Farmers Are Starting to Ditch GMO Soybeans – Christine Sarich

If a Roundup Ready variety of soybeans might cost $65 to $70 a bag, and conventional, non-GMO varieties are $30 to $35 a bag, you would think farmers would be eschewing GMO beans. An agronomist with the Division of Agriculture at the University of Arkansas is planting nine non-GM soybeans on his test plots, four developed by the University. Here’s why. . .

U of A has been expanding its research into non-GMO soybean varieties because the cost to produce GM soybeans is rising, and the price a farmer can fetch for them once he harvests is falling.

Meanwhile, GM commodity prices are increasingly taking a beating as consumers in the US and other countries refuse to eat genetically modified food.

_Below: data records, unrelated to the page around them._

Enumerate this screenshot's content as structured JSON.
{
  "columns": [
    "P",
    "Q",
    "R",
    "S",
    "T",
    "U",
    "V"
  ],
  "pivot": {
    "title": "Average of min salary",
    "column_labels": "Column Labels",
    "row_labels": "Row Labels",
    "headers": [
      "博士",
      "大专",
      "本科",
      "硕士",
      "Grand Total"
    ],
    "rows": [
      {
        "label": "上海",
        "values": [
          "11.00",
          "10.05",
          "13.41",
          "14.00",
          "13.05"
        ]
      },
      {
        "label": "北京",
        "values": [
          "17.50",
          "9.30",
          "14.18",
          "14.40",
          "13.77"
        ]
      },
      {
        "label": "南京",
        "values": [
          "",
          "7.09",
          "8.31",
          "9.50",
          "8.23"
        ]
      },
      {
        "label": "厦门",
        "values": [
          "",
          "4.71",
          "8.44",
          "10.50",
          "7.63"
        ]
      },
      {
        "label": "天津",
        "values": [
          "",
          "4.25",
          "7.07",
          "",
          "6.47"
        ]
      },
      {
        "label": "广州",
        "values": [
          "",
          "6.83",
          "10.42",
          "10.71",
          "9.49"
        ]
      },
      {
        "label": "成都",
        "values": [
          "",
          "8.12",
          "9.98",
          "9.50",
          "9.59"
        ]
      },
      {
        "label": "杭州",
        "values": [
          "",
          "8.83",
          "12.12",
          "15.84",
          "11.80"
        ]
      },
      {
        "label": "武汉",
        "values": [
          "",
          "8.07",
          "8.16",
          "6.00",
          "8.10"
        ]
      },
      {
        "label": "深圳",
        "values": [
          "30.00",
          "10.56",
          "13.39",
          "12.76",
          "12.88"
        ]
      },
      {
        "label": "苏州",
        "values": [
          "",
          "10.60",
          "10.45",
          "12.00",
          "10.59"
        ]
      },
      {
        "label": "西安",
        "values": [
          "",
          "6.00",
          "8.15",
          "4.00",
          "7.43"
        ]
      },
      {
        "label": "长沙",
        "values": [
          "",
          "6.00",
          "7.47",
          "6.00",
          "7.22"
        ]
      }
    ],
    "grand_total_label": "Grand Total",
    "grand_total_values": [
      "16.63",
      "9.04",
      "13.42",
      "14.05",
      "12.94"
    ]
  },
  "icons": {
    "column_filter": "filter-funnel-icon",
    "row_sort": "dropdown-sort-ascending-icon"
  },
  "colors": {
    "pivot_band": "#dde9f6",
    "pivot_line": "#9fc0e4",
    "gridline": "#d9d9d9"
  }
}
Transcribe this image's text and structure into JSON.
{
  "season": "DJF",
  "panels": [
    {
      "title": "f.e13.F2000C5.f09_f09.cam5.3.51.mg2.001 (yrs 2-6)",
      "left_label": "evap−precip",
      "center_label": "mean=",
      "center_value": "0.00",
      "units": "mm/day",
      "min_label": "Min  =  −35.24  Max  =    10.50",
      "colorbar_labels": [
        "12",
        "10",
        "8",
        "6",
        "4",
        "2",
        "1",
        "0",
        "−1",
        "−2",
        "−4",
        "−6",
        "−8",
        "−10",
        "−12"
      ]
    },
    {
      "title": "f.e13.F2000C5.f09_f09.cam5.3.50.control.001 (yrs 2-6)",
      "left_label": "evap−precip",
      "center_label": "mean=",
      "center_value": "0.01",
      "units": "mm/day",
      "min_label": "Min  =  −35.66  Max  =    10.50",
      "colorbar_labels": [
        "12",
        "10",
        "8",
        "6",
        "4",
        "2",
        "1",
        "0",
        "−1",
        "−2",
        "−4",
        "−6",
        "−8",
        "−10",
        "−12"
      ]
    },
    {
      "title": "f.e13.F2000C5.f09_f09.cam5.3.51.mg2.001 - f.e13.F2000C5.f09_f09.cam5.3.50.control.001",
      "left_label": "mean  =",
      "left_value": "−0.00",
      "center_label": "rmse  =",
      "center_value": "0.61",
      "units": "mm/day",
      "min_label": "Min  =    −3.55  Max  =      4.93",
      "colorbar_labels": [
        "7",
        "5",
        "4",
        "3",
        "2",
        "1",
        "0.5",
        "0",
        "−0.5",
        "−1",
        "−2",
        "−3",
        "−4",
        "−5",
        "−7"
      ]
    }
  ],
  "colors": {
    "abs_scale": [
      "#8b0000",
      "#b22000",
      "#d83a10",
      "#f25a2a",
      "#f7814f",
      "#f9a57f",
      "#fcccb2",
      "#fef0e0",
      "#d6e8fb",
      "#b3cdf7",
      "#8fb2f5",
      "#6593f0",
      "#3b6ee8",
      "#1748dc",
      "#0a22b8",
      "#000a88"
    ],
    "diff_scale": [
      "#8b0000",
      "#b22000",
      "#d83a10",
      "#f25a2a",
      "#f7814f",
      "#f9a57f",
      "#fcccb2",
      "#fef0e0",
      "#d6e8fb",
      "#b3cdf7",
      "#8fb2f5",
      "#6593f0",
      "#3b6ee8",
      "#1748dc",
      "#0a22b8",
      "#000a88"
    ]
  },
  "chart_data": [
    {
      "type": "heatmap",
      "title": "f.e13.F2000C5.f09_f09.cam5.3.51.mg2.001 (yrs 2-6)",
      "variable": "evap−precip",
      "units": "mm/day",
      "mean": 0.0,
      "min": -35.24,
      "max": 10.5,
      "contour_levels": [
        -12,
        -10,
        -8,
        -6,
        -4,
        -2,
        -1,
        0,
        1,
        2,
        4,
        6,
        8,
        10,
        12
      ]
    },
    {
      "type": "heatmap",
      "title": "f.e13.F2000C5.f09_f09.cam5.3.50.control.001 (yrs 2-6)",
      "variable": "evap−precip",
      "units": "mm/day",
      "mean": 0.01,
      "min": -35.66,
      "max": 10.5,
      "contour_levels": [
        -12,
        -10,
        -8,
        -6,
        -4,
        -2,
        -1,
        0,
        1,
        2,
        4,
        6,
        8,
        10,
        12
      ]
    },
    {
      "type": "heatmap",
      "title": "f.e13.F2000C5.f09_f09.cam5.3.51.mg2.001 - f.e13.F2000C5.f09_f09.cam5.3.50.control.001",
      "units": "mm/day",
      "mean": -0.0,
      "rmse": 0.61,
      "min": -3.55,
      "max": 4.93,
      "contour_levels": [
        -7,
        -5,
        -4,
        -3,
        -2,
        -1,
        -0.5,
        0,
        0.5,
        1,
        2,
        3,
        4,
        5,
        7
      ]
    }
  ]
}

Agronomist Jeremy Ross began his trials last year. He planted the four soybean varieties developed by U of A along with two publicly-developed varieties, one from Virginia Tech and another from the University of Tennessee.

The first year’s trials were small because of the scarcity of seed, but this year, he had enough seed to grow conventional, non-GM soybeans varieties in five counties:

“…Lafayette County in southwest Arkansas, White and Prairie counties near the center of the state, Clay County in northeastern Arkansas and Crittenden County on the Mississippi River.”